The insight in the ethiopathogenesis of Alzheimer’s disease(AD) suggests a slowly developing neurodegenerative process that starts 10 to 20 years before the clinical manifestation. Preventing or slowing the process of neuronal damage would be the state of the art in neuroscience, but the fist step is to identify individuals at risk, diagnose AD in the preclinical stage, develop preventive strategies and start treatment in the early disease course.

Developing a model for estimating a predictive risk score for AD in individuals with family history for AD and .

A battery of biochemical test for identifying LPL deficiency, serological biomarkers (alfa 2 macroglobulin, homocystein, complement factor H, interleukin-6), APO E genotyping and neuropsychological tests (Mini Mental State Examination-MMSE, Clinical Dementia Rating, and the novel Syndrome Kurz test) are performed in 50 individuals with family history for AD.

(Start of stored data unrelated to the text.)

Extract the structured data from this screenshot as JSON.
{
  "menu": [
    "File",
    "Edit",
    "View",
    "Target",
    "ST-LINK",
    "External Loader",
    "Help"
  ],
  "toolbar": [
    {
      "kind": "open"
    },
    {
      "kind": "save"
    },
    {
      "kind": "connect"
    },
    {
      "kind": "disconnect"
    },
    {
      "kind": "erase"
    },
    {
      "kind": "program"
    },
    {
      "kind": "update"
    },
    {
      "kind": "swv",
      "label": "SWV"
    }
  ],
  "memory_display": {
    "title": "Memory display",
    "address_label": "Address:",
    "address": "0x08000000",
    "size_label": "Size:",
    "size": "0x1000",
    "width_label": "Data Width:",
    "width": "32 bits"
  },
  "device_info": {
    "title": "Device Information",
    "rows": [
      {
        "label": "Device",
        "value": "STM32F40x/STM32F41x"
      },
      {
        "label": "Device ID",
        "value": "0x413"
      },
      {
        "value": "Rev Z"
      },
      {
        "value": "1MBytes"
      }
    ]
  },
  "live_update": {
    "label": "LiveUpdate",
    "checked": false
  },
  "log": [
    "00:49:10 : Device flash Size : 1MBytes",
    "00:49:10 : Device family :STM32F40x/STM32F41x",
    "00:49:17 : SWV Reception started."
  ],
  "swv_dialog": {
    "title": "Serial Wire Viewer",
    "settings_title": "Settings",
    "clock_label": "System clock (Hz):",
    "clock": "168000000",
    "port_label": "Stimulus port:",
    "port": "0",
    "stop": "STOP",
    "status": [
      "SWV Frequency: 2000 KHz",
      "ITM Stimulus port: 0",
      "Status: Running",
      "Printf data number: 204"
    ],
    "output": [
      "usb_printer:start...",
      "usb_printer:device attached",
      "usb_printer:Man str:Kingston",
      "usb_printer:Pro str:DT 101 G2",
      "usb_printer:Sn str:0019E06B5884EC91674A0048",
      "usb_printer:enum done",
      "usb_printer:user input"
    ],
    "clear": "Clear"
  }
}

The early stage ongoing research that our team is performing, gives optimistic insight in the first results by combining the presence of the examined serological biomarkers, the neuropsychological tests results and ApoE ɛ4 genotype, we estimate the risk score for developing AD.

Till now a list of potential blood biomarkers has been suggested but none of them has shown to be sensitive, nor specific in accurate preclinical AD diagnosing. We believe that by combing these tests, a risk score for individuals with family history of AD would be estimated, so that a prospective approach and preventive strategies could be developed.